Detail from Bench #5.
The result is a set of web pages that requires a bit more participation from the viewer than Red Tree Trail does. The panoramas that make up the heart of the project are very large files that the viewer needs to download. The panorama files are in a format that is designed to fill typical monitors’ screens top-to-bottom (or nearly so), spilling well offscreen to left and right. Then, panning left and right will give the viewer a little better sense of “being there” than a single, static snapshot can do.
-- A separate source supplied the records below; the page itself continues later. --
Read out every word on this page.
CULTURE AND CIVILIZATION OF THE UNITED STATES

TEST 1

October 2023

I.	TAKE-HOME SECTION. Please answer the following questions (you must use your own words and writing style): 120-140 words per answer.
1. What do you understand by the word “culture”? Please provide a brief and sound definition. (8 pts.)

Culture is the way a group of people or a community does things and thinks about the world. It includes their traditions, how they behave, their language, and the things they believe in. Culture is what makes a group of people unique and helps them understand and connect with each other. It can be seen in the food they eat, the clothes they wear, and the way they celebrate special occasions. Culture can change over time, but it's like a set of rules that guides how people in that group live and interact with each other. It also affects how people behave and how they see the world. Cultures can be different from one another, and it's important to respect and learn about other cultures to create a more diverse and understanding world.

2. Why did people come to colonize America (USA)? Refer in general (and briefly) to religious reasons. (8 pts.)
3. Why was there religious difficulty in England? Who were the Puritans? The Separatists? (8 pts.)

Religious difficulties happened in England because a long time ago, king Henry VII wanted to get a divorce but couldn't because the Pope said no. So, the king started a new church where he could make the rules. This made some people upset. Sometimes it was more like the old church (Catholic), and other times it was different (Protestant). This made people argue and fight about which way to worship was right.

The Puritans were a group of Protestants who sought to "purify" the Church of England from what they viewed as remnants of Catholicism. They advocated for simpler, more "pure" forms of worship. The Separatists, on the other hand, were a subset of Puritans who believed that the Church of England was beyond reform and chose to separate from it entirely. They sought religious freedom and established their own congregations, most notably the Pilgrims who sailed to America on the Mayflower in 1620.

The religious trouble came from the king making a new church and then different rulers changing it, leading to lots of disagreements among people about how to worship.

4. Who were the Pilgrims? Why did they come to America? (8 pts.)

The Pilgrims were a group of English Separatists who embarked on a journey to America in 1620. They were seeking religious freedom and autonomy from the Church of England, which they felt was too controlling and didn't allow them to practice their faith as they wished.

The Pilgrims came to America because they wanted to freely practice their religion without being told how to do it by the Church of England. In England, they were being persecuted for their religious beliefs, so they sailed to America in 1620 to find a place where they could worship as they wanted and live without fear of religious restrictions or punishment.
Please come and sit a spell once in a while with me on the benches of Birr Castle Demesne. The views are not intended to be seen all in one sitting; come back once in a while during your long winter and sit on a new bench and take in its fresh perspective from an Irish summer. And, if you really need transporting, a good soundtrack is provided by The Gardens of Birr Castle Demesne by Karin Leitner and Duccio Lombardi on flute and harp.
Here’s the link:
Birr Castle Demesne: Views from the Benches
Enjoy!
(And thank you, Margaret.)
3 comments:
Many thanks Sherwood for finding the Margaret picture and surpassing it in many ways. Your photos let me relive my stay in the Bothy and my many garden visits.
This is the awesomest idea. These are pictures to truly get lost in. Love the way the light changes between the views (toward, and away) at Bench 3. Yes, i'll be bookmarking this!
Thanks for stopping by, Margaret and Ruth. Hope to see you both back again sometime this winter -- maybe on bench 5, or maybe 15.